• Pour le consultant David Caswell, ils élargissent aussi le champ du journalisme, par exemple en permettant de décliner les articles écrits des journalistes en scripts audio (avec un langage adapté à l’oral) à destination de celles et ceux qui préfèrent écouter plutôt que lire.
• Les rédactions, reconnaissant l’importance croissante des modèles de langage dans le paysage médiatique, et désireuses de parvenir à un contrôle accru sur ces outils, investissent dans la formation de leurs équipes à leur utilisation.
Comment les journalistes doivent aborder l’IA dans l’exercice de leurs fonctions ?
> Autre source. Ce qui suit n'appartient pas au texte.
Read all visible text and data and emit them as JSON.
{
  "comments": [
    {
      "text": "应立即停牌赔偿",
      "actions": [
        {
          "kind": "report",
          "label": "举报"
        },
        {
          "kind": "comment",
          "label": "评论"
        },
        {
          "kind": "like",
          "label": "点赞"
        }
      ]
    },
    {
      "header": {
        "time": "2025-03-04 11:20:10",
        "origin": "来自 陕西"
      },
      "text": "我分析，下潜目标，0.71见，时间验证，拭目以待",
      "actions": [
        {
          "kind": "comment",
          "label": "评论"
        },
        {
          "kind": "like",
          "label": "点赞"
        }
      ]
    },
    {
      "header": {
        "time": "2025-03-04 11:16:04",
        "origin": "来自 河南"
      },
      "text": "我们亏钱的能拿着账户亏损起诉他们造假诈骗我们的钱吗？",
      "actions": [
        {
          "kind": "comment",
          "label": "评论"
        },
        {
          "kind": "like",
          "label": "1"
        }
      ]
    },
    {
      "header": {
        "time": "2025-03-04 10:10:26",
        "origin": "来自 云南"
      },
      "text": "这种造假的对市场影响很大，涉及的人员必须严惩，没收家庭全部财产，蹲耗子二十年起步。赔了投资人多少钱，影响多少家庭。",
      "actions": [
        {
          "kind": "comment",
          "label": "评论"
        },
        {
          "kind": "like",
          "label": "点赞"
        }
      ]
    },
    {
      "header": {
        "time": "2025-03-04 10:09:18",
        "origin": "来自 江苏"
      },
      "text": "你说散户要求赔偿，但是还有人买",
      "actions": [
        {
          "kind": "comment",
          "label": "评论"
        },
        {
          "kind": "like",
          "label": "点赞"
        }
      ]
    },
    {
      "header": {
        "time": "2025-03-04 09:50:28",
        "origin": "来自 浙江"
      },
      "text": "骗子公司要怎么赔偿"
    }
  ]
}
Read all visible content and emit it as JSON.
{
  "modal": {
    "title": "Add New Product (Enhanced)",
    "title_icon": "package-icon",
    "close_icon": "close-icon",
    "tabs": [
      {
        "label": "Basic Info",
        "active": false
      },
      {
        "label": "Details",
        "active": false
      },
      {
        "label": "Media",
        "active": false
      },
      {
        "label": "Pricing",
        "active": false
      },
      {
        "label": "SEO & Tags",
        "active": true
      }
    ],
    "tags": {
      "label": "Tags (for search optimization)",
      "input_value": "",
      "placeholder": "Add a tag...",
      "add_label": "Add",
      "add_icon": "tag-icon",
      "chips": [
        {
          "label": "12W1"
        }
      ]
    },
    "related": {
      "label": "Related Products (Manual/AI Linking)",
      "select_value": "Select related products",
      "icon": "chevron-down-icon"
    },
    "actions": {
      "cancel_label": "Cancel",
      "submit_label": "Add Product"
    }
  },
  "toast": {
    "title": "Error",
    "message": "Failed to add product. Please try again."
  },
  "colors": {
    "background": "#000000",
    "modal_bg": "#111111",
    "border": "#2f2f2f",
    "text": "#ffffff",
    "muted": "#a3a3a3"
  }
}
On n’apprend pas en lisant à ce sujet, mais en faisant ; c’est pourquoi tous les journalistes doivent se familiariser avec l’IA. Cette compétence est désormais essentielle. S’ils ne savent pas poser une question à une IA, il y a un danger au regard des résultats, des contenus, qu’ils peuvent obtenir. Si en revanche ils savent manier l’outil tout en conservant un contrôle sur les résultats obtenus, ils peuvent améliorer la qualité de leurs articles. Je vois de plus en plus de rédactions qui forment leurs équipes au prompt : c’est un prérequis. Certaines rédactions investissent dans ce type de formation sans savoir pour l’heure pourquoi et comment les journalistes vont s’en servir. La raison est simple : quelle que soit l’évolution de l’IA, elle occupera une place importante dans leur quotidien. Les médias s’offrent donc une flexibilité et une adaptabilité aux futurs outils. Aujourd’hui, je vois même des rédactions développer leurs propres outils d’IA : ils sont faciles à développer et permettent aux journalistes d’exécuter des prompts juste en cliquant sur un bouton.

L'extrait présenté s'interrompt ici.